With the expiration of the last patent, the MP3 format is now in the public domain – but what does this mean in practice?

The year was 2001. Steve Jobs took the stage in a small auditorium at Apple's headquarters in Cupertino and introduced one of the defining objects of a decade to the world. And, along with the introduction of iPod, came the burst of a format whose name turned to a product segment yes, I'm talking about the ubquo MP3 (MPEG-2 Audio Layer III).
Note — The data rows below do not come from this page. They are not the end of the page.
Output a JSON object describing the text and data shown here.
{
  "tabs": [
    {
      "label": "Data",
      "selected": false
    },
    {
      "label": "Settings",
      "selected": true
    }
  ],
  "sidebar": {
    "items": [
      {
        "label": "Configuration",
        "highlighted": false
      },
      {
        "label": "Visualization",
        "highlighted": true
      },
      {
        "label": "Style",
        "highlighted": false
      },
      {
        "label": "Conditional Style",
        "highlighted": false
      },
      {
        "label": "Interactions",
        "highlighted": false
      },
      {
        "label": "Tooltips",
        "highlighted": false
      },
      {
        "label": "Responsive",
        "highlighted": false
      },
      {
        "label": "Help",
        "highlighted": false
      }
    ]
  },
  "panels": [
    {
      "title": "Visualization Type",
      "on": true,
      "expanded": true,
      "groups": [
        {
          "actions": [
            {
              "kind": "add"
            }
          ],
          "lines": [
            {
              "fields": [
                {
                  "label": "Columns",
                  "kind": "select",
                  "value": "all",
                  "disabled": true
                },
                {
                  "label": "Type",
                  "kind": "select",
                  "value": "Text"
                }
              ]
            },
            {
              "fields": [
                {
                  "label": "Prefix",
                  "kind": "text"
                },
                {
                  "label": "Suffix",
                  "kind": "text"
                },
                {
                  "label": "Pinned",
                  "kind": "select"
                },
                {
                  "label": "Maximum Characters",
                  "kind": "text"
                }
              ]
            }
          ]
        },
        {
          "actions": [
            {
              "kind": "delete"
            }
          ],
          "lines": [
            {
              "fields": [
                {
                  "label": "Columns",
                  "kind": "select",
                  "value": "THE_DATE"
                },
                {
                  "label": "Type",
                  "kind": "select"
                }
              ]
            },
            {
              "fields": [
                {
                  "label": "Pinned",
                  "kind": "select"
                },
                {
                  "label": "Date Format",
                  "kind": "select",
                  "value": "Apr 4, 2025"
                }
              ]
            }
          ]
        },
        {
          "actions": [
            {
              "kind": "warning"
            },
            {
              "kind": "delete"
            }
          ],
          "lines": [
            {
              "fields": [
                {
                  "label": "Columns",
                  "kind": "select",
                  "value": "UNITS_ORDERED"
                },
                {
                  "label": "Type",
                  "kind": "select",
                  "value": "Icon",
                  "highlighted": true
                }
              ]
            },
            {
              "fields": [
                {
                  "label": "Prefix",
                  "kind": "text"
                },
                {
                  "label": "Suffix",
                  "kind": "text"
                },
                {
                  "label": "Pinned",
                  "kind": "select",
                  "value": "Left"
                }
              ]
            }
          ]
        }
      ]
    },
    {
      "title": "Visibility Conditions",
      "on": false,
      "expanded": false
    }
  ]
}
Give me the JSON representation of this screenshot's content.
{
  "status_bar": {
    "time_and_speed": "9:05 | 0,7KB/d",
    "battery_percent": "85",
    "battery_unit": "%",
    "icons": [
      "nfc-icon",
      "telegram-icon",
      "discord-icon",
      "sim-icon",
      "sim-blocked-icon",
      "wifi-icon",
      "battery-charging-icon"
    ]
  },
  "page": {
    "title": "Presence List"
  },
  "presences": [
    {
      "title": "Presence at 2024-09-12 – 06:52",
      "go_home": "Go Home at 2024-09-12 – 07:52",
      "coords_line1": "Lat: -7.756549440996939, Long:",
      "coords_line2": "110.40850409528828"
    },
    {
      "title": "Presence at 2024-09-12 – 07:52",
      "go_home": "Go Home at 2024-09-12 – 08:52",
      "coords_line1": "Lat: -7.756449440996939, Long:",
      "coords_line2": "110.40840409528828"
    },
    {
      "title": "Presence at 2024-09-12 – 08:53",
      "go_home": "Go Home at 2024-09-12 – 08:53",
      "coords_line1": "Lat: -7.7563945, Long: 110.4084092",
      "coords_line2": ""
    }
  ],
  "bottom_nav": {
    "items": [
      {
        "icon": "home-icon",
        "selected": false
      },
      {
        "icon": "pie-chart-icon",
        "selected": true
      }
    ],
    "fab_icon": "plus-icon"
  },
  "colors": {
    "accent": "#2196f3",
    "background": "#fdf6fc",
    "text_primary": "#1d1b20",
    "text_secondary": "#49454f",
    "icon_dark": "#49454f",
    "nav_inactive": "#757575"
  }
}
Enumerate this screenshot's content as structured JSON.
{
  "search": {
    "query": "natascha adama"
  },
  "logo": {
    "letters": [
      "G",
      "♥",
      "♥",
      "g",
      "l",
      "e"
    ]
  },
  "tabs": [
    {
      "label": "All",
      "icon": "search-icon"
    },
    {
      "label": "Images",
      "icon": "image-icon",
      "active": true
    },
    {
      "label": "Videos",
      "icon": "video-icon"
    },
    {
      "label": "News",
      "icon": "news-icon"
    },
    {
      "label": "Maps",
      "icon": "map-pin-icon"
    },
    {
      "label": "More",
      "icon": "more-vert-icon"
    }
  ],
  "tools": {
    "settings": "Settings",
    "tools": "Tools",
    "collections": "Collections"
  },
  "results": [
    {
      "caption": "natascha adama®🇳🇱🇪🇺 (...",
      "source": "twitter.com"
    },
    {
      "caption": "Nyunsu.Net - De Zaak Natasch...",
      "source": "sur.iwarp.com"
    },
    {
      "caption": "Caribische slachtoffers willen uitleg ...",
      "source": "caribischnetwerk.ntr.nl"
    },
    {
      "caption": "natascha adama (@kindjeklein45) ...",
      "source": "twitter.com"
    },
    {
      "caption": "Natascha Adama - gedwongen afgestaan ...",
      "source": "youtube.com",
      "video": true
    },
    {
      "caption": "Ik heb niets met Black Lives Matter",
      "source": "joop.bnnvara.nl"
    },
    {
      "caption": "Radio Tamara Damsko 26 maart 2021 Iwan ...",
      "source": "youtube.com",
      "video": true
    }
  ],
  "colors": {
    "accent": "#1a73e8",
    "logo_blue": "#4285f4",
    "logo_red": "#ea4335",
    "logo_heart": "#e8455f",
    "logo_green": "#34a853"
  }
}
Sixteen years later, the world is a very different place from the one that first witnessed the functioning of a Click Wheel. IPods, while still selling more for the honor of the firm than any other reason, have been completely supplanted by smartphones and streaming. MP3 is good, MP3 is still in people's memory as a reminder of a simpler time (or less simple, at least in the sense of finding the music you wanted to hear on the internet, does anyone miss LimeWire?), But as a format, things are a little more complicated.

IPod family

I say this because the Fraunhofer Institute for Integrated Circuits, institute that owns the patent rights related to the format and that received royalties of all companies that wanted to adopt MP3 in their products, announced at the end of last week via NPR that is no longer licensing your product. MP3 is dead, long live MP3, they said.

In fact, although many vehicles have reported the story as such over the weekend, this is not the case. What the institute forgot to mention in its announcement is that the last of the patents related to the MP3 that it held recently expired, that is, legally they can no longer charge royalties by using the format. In other words, no, MP3 is not dead it has only essentially passed into the public domain. But what does this mean for real changes in our lives?

Well, in practice, any manufacturer who wants to support the format in their products will no longer have to pay for it to anyone. On the other hand, MP3 no longer enjoys the popularity that it had 15 years ago, not even Apple itself did not stay long with the format, making the transition to AAC on iPods in 2003. Today, the Advanced Audio Coding the preferred format for compressed audio reproduction (for lossless reproduction, FLAC is still the champion) and is basically used by all audio services streaming around the world including Apple Music.

That is, the entry of MP3 in the public domain will not make much difference in our lives, and those who reported his death last weekend forgot to mention that, in fact, his death occurred slowly, out of the public eye, over the past decade. So, unless you are planning to create a revolutionary device for playing MP3 files (and, if you are, let me say that you are about 16 years late), the game normally follows.